Background: Mitochondrial disorders are generally not associated with a clear phenotype-genotype relationship, which complicates the understanding of the disease and genetic counseling.
Objective: To investigate the relationship between the muscle and blood mitochondrial DNA mutation load and phenotype.
Design: Survey.
Setting: The Neuromuscular Research Unit, Rigshospitalet, Copenhagen, Denmark.
Participants: Fifty-one persons with the 3243A>G point mutation of mitochondrial DNA, and 20 healthy control subjects.
Methods: We recorded the maximal oxygen uptake (Vo(2)max), maximal workload, resting and peak-exercise plasma lactate levels, muscle and blood mutation load, muscle morphology, and presence of diabetes mellitus and hearing impairment in all subjects.
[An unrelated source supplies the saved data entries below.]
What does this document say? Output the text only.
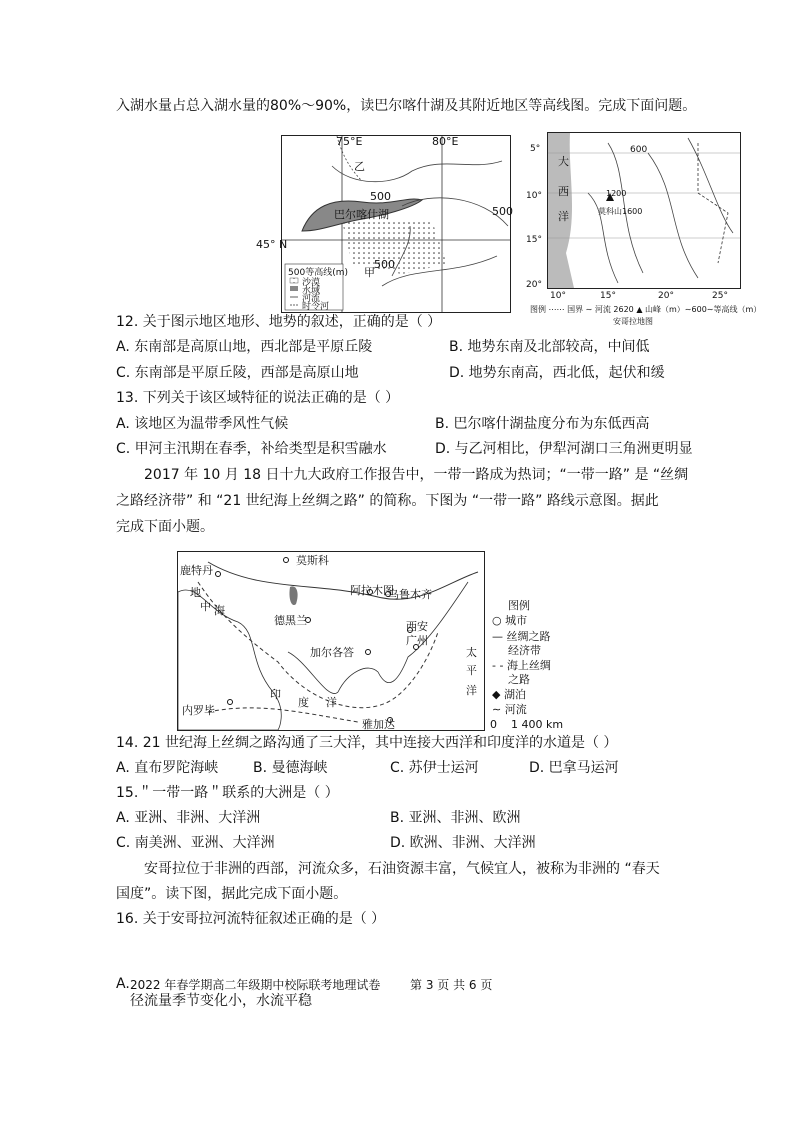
入湖水量占总入湖水量的80%～90%，读巴尔喀什湖及其附近地区等高线图。完成下面问题。
75°E	80°E
乙
500
巴尔喀什湖	500
500
甲
500等高线(m)
沙漠
水域
河流
时令河
45° N
大
西
洋
600
1200
1600
莫科山
5°
10°
15°
20°
10°	15°	20°	25°
图例 ⋯⋯ 国界 ∼ 河流 2620 ▲ 山峰（m）∼600∼等高线（m）
安哥拉地图
12. 关于图示地区地形、地势的叙述，正确的是（ ）
A. 东南部是高原山地，西北部是平原丘陵	B. 地势东南及北部较高，中间低
C. 东南部是平原丘陵，西部是高原山地	D. 地势东南高，西北低，起伏和缓
13. 下列关于该区域特征的说法正确的是（ ）
A. 该地区为温带季风性气候	B. 巴尔喀什湖盐度分布为东低西高
C. 甲河主汛期在春季，补给类型是积雪融水	D. 与乙河相比，伊犁河湖口三角洲更明显
2017 年 10 月 18 日十九大政府工作报告中，一带一路成为热词；“一带一路” 是 “丝绸
之路经济带” 和 “21 世纪海上丝绸之路” 的简称。下图为 “一带一路” 路线示意图。据此
完成下面小题。
莫斯科
鹿特丹
地
中 海
阿拉木图
乌鲁木齐
德黑兰	西安
广州
加尔各答	太
平
洋
印
度 洋
内罗毕
雅加达
图例
○ 城市
— 丝绸之路
经济带
- - 海上丝绸
之路
◆ 湖泊
∼ 河流
0 1 400 km
14. 21 世纪海上丝绸之路沟通了三大洋，其中连接大西洋和印度洋的水道是（ ）
A. 直布罗陀海峡 B. 曼德海峡	C. 苏伊士运河	D. 巴拿马运河
15.＂一带一路＂联系的大洲是（ ）
A. 亚洲、非洲、大洋洲	B. 亚洲、非洲、欧洲
C. 南美洲、亚洲、大洋洲	D. 欧洲、非洲、大洋洲
安哥拉位于非洲的西部，河流众多，石油资源丰富，气候宜人，被称为非洲的 “春天
国度”。读下图，据此完成下面小题。
16. 关于安哥拉河流特征叙述正确的是（ ）
A. 2022 年春学期高二年级期中校际联考地理试卷 第 3 页 共 6 页
径流量季节变化小，水流平稳
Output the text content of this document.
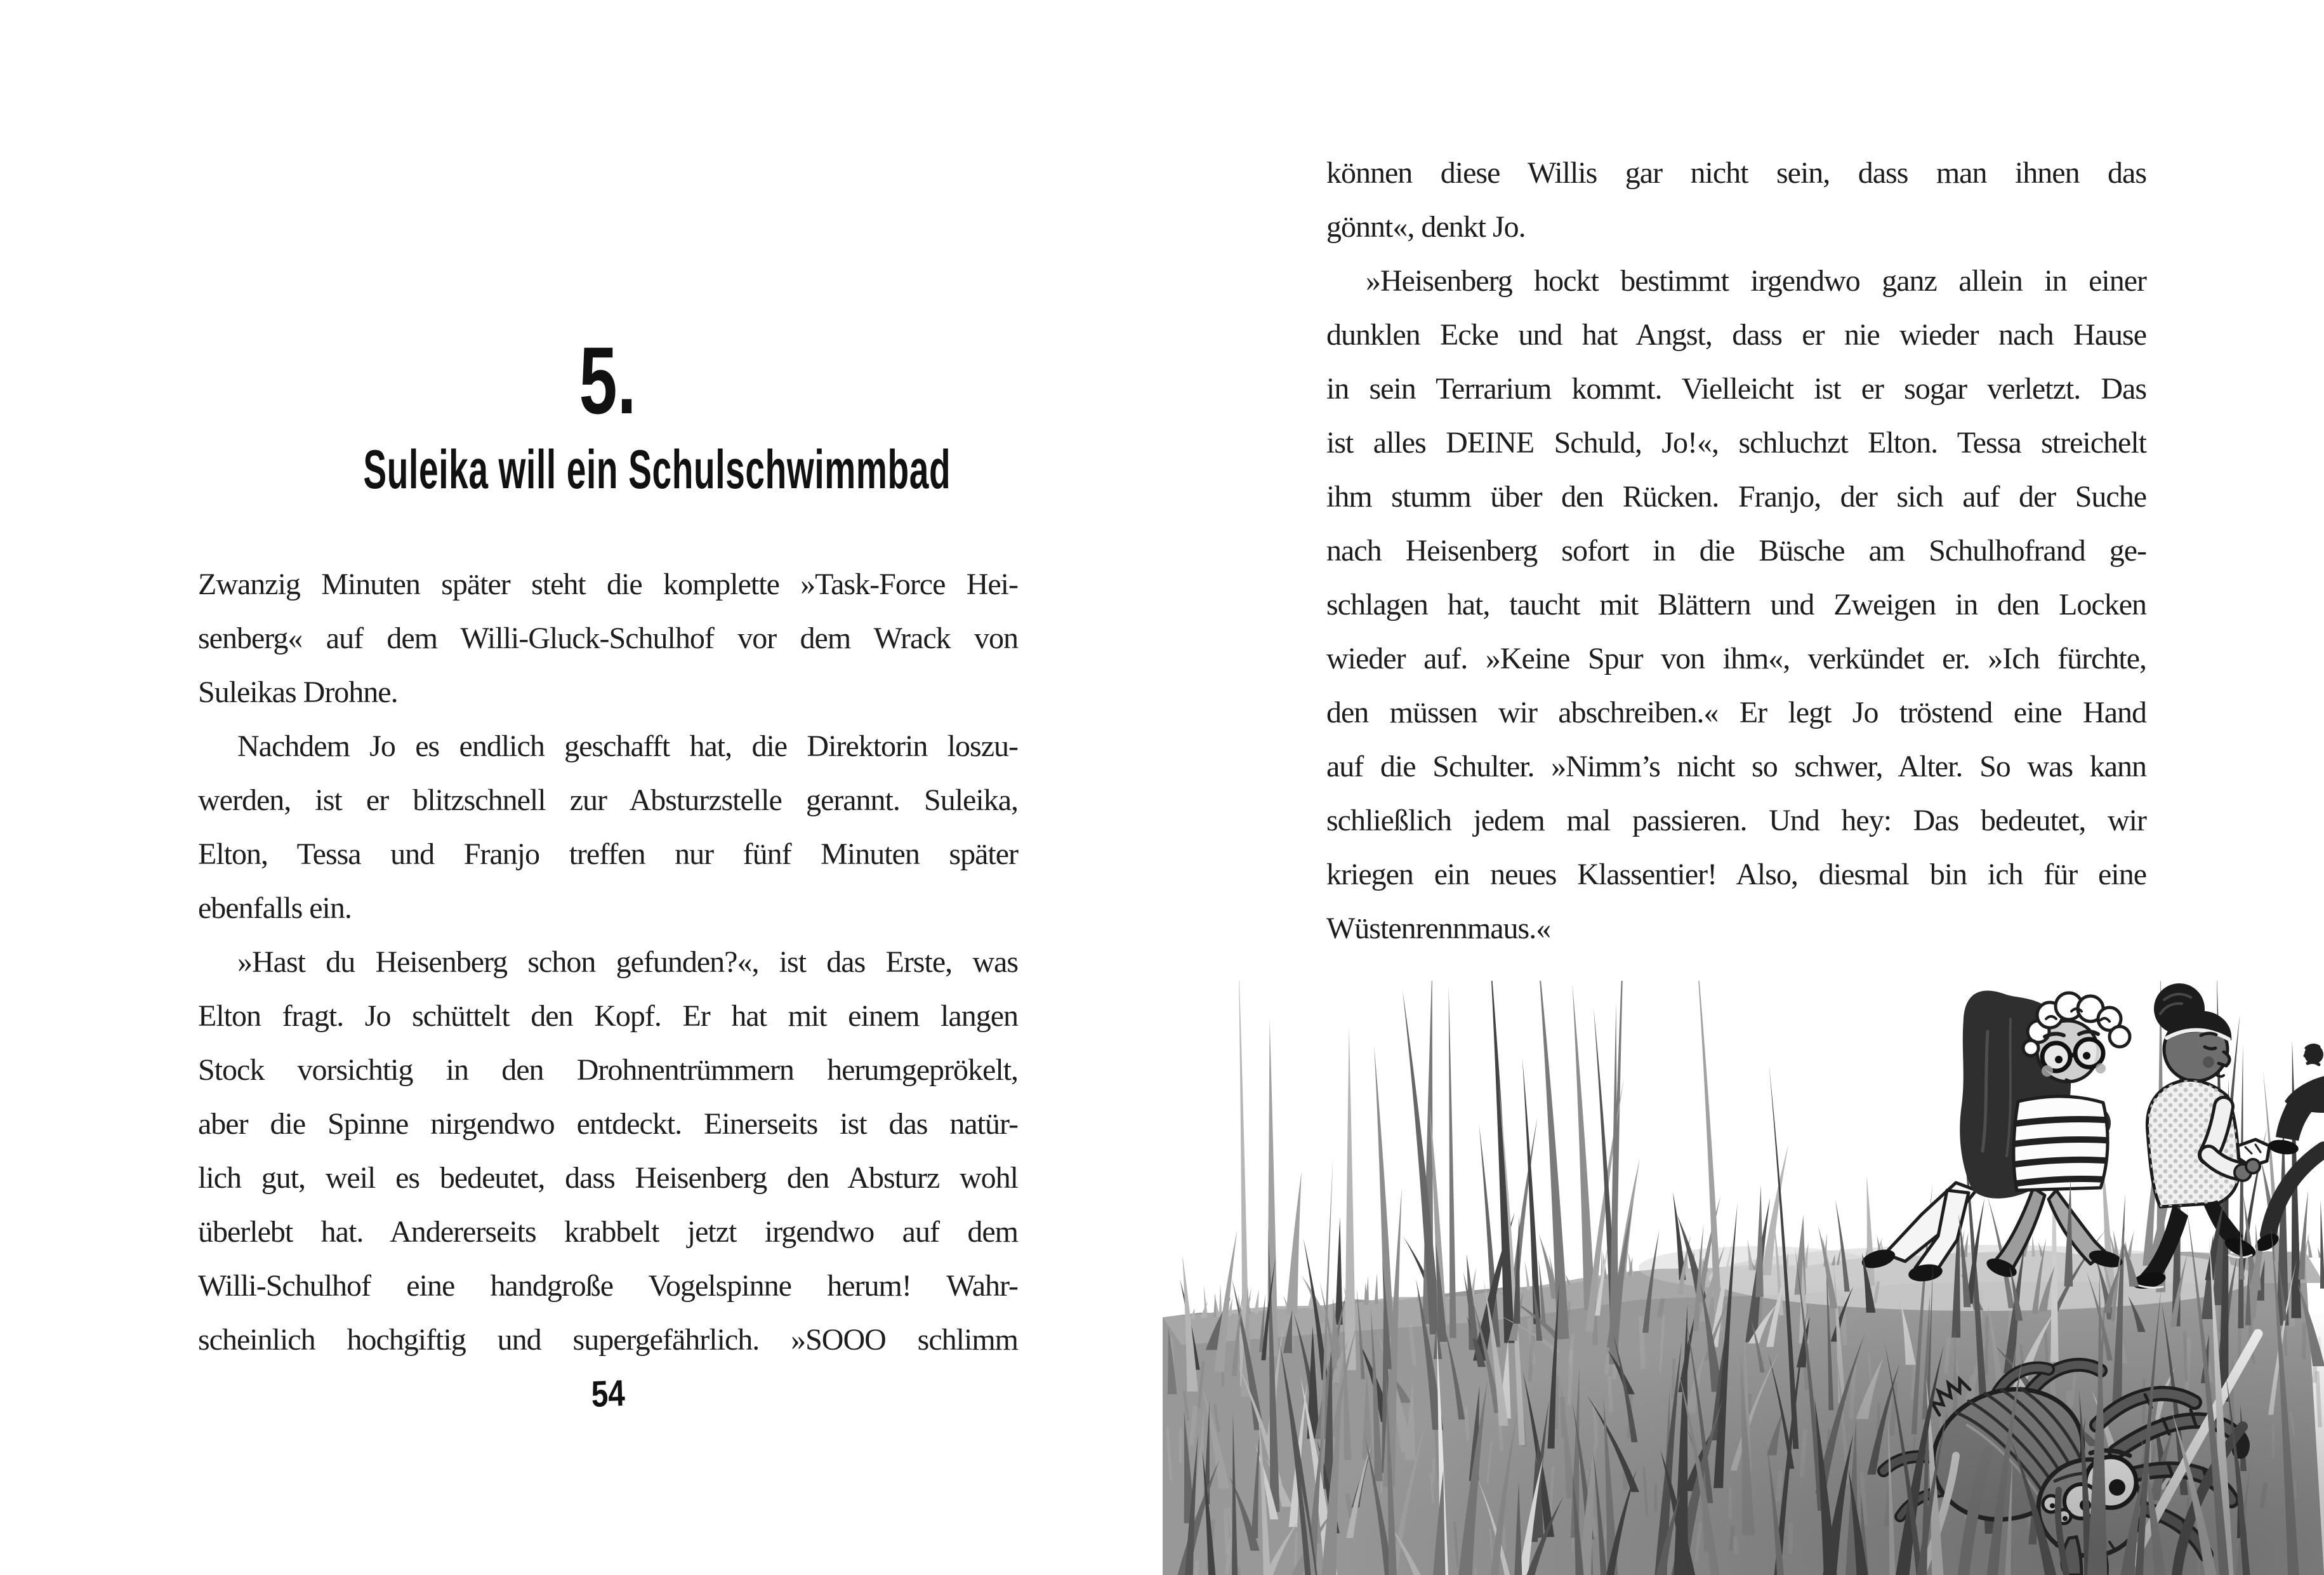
5.
Suleika will ein Schulschwimmbad
Zwanzig Minuten später steht die komplette »Task-Force Hei-
senberg« auf dem Willi-Gluck-Schulhof vor dem Wrack von
Suleikas Drohne.
Nachdem Jo es endlich geschafft hat, die Direktorin loszu-
werden, ist er blitzschnell zur Absturzstelle gerannt. Suleika,
Elton, Tessa und Franjo treffen nur fünf Minuten später
ebenfalls ein.
»Hast du Heisenberg schon gefunden?«, ist das Erste, was
Elton fragt. Jo schüttelt den Kopf. Er hat mit einem langen
Stock vorsichtig in den Drohnentrümmern herumgeprökelt,
aber die Spinne nirgendwo entdeckt. Einerseits ist das natür-
lich gut, weil es bedeutet, dass Heisenberg den Absturz wohl
überlebt hat. Andererseits krabbelt jetzt irgendwo auf dem
Willi-Schulhof eine handgroße Vogelspinne herum! Wahr-
scheinlich hochgiftig und supergefährlich. »SOOO schlimm
54
können diese Willis gar nicht sein, dass man ihnen das
gönnt«, denkt Jo.
»Heisenberg hockt bestimmt irgendwo ganz allein in einer
dunklen Ecke und hat Angst, dass er nie wieder nach Hause
in sein Terrarium kommt. Vielleicht ist er sogar verletzt. Das
ist alles DEINE Schuld, Jo!«, schluchzt Elton. Tessa streichelt
ihm stumm über den Rücken. Franjo, der sich auf der Suche
nach Heisenberg sofort in die Büsche am Schulhofrand ge-
schlagen hat, taucht mit Blättern und Zweigen in den Locken
wieder auf. »Keine Spur von ihm«, verkündet er. »Ich fürchte,
den müssen wir abschreiben.« Er legt Jo tröstend eine Hand
auf die Schulter. »Nimm’s nicht so schwer, Alter. So was kann
schließlich jedem mal passieren. Und hey: Das bedeutet, wir
kriegen ein neues Klassentier! Also, diesmal bin ich für eine
Wüstenrennmaus.«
Results: Muscle mutation load (mean +/- SE, 50% +/- 5%; range, 2%-95%) correlated with Vo(2)max and resting plasma lactate level (P<.001; R>/=0.64). All persons except 5 with a muscle mutation load above 50% had abnormal Vo(2)max and morphology on muscle biopsy findings. Persons with hearing impairment and diabetes mellitus had a muscle mutation load above 65%. The mutation load in blood (mean +/- SE, 18% +/- 3%; range, 0%-61%) did not correlate with Vo(2)max, resting plasma lactate levels, or presence of hearing impairment or diabetes mellitus.
Conclusions: This study demonstrates a close relationship between the muscle mutation load and phenotype in persons carrying the 3243A>G mutation. The lack of correlation between the mutation load in blood and symptoms from other tissues emphasizes the importance of assessing phenotype-genotype correlations in the same tissue in mitochondrial disease. The results indicate that the threshold of muscle mutation load at which oxidative impairment occurs can be as low as 50%, which is as much as 40% lower than that suggested by in vitro studies.